While social media is pervasive in organizations worldwide, usage has far outpaced controls, according to the latest study conducted by Palo Alto Networks. The degree of associated risk varies dramatically across industries and geographies, depending upon factors such as regulations and cybercrime. IT professionals must consider the heterogeneity of risk in their application usage policies, compliance needs and security profiles.

This report shows that barriers to accessing applications are at an all-time low, accelerating the adoption of applications regardless of geography or vertical industry. While financial services and healthcare workers increasingly rely on social media for business collaboration, they often ignore the associated risks such as non-compliance, data loss and threat propagation.

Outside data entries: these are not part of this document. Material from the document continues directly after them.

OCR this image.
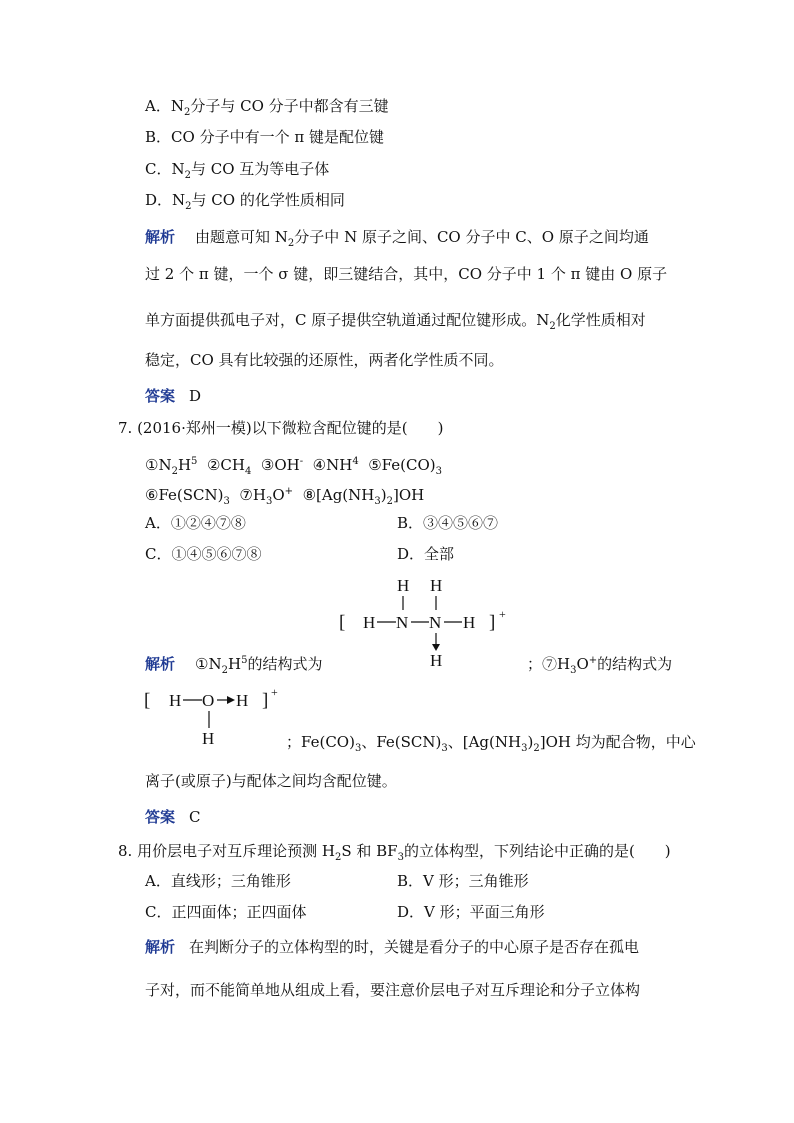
A．$N_2$分子与 CO 分子中都含有三键
B．CO 分子中有一个 π 键是配位键
C．$N_2$与 CO 互为等电子体
D．$N_2$与 CO 的化学性质相同
解析 由题意可知 $N_2$分子中 N 原子之间、CO 分子中 C、O 原子之间均通
过 2 个 π 键，一个 σ 键，即三键结合，其中，CO 分子中 1 个 π 键由 O 原子
单方面提供孤电子对，C 原子提供空轨道通过配位键形成。$N_2$化学性质相对
稳定，CO 具有比较强的还原性，两者化学性质不同。
答案 D
7. (2016·郑州一模)以下微粒含配位键的是(　　)
$①N_2H^5$  $②CH_4$  ③OH-  $④NH^4$  $⑤Fe(CO)_3$
$⑥Fe(SCN)_3$  $⑦H_3O^+$  $⑧[Ag(NH_3)_2]OH$
A．①②④⑦⑧	B．③④⑤⑥⑦
C．①④⑤⑥⑦⑧	D．全部
H H
[ H N N H ] +
H
解析 $①N_2H^5$的结构式为	；$⑦H_3O^+$的结构式为
[ H O H ] +
H	；$Fe(CO)_3$、$Fe(SCN)_3$、$[Ag(NH_3)_2]OH$ 均为配合物，中心
离子(或原子)与配体之间均含配位键。
答案 C
8. 用价层电子对互斥理论预测 $H_2S$ 和 $BF_3$的立体构型，下列结论中正确的是(　　)
A．直线形；三角锥形	B．V 形；三角锥形
C．正四面体；正四面体	D．V 形；平面三角形
解析 在判断分子的立体构型的时，关键是看分子的中心原子是否存在孤电
子对，而不能简单地从组成上看，要注意价层电子对互斥理论和分子立体构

These risks can jeopardize the company’s network as well as the integrity of the entire business operation.

For example, the report showed that 94 percent of the healthcare and financial services organizations included in the study use an average of 28 social networking applications, including Facebook, Twitter and LinkedIn. Both industries have regulations (such as HIPAA and FINRA) that require organizations to control and monitor information flow across social networking applications in order to protect the confidential data they manage.

However, because social networking apps use port 80 or port 443, all traffic appears to be browser-based traffic. This lack of visibility into social networking traffic could be a violation, or lead to violations, of compliance with industry rules and regulations.

As a result, many IT managers are faced with the daunting task of banning social media applications altogether. But is this really feasible?

Other findings from the report include:

  • Of the 41 different email applications found, 26 browser-based variants were detected in both healthcare and financial services industries, consuming 220 GB and 152 GB respectively. Widespread use of webmail portends a variety of business and security risks, from compliance violations and data leakage to malware propagation.
  • Two-thirds of the 750 applications tracked, even client server and peer-to-peer (P2P) applications, can pass as Web traffic by hopping ports, using port 80, or hiding within SSL. This debunks the myth that ports 80 and 443 are reserved for browser-based traffic only. If P2P file sharing applications look like Web traffic, then they are difficult to detect and control. This dramatically increases the risk of inadvertent data leakage.
  • Use of browser-based file sharing applications consumes 399 GB of bandwidth in financial services organizations, and 143 GB in healthcare firms. The one-to-one delivery nature of these applications minimizes the risk of inadvertent data loss or leakage, but does not prevent the purposeful movement of confidential data unless strict policy controls are in place.
  • The bandwidth consumed by social networking applications doubled in the last 18 months to 9GB per organization.